# Tartine Wedding Cake Questions



## schroeder246 (Mar 9, 2010)

Hi everyone,

I'm thinking of having my wedding cake be a takeoff on Tartine's Lemon Meringue Cake for my wedding. I love love LOVE the look of the torched meringue, and was thinking of turning it into a s'mores cake (graham cracker flavored cake, dark chocolate fudge filling) since our wedding is in early fall. Here's a link to the recipe with pictures from a blog I follow:

http://www.crumblycookie.net/2009/08/09/lemon_meringue_cake/



Anyway, I have a few questions for those of you that have done wedding cakes:

Would this type of frosting (swiss meringue, according to the recipe) hold up well for a wedding cake?

Should I expect a cake maker to charge more, less, or about the same as a regular buttercream cake?
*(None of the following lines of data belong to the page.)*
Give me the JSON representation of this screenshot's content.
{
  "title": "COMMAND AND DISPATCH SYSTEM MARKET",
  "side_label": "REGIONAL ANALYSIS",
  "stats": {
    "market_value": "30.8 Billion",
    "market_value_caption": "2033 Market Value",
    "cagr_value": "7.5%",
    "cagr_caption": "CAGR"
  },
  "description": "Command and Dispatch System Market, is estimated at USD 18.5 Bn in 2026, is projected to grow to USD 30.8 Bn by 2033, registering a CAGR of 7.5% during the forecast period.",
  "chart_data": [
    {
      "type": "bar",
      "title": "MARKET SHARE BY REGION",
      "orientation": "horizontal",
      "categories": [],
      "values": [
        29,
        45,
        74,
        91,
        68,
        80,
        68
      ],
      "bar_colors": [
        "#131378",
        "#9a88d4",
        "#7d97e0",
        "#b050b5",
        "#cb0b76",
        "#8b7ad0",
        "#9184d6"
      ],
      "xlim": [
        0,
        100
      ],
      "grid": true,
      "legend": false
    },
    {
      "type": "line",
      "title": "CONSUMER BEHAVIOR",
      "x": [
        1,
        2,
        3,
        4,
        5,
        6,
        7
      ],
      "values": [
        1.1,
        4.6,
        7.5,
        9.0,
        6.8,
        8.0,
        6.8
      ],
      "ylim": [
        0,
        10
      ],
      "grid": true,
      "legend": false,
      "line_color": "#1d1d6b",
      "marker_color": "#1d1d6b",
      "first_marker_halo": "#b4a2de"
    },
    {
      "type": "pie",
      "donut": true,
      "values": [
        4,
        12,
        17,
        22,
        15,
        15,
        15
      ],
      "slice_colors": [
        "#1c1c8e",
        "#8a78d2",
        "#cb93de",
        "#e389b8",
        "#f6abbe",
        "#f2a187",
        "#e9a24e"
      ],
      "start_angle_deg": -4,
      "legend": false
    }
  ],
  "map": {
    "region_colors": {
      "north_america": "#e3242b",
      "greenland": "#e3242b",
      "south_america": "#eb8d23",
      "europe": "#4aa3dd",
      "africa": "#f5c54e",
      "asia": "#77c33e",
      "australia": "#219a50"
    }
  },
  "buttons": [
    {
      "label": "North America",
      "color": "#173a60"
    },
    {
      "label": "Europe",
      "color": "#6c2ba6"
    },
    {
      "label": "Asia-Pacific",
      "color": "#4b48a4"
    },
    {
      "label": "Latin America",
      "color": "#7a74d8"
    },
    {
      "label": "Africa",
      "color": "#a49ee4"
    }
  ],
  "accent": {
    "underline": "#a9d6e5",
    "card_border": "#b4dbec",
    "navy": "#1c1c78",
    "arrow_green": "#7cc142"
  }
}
Is there anything I can get added to the meringue to make it taste more marshmallow-y?

Thanks in advance!

Meghan


----------



## dillonsmimi (Dec 2, 2009)

The only problem I can see is if you want to stack your layers. Just wouldn't look right IMO.  Maybe a lovely swan shaped stand would be pretty and display your confection to it's best advantage. As for pricing....I consider all meringue frostings to be special and charge a bit more to cover the extra eggs and work. About the spoilage factor... think of a lemon meringue pie. It "sweats" in the fridge and will go off quickly in hot weather. Other than the "poison your guests" potential, this is a beautiful treatment and one of my faves for winter weddings.


----------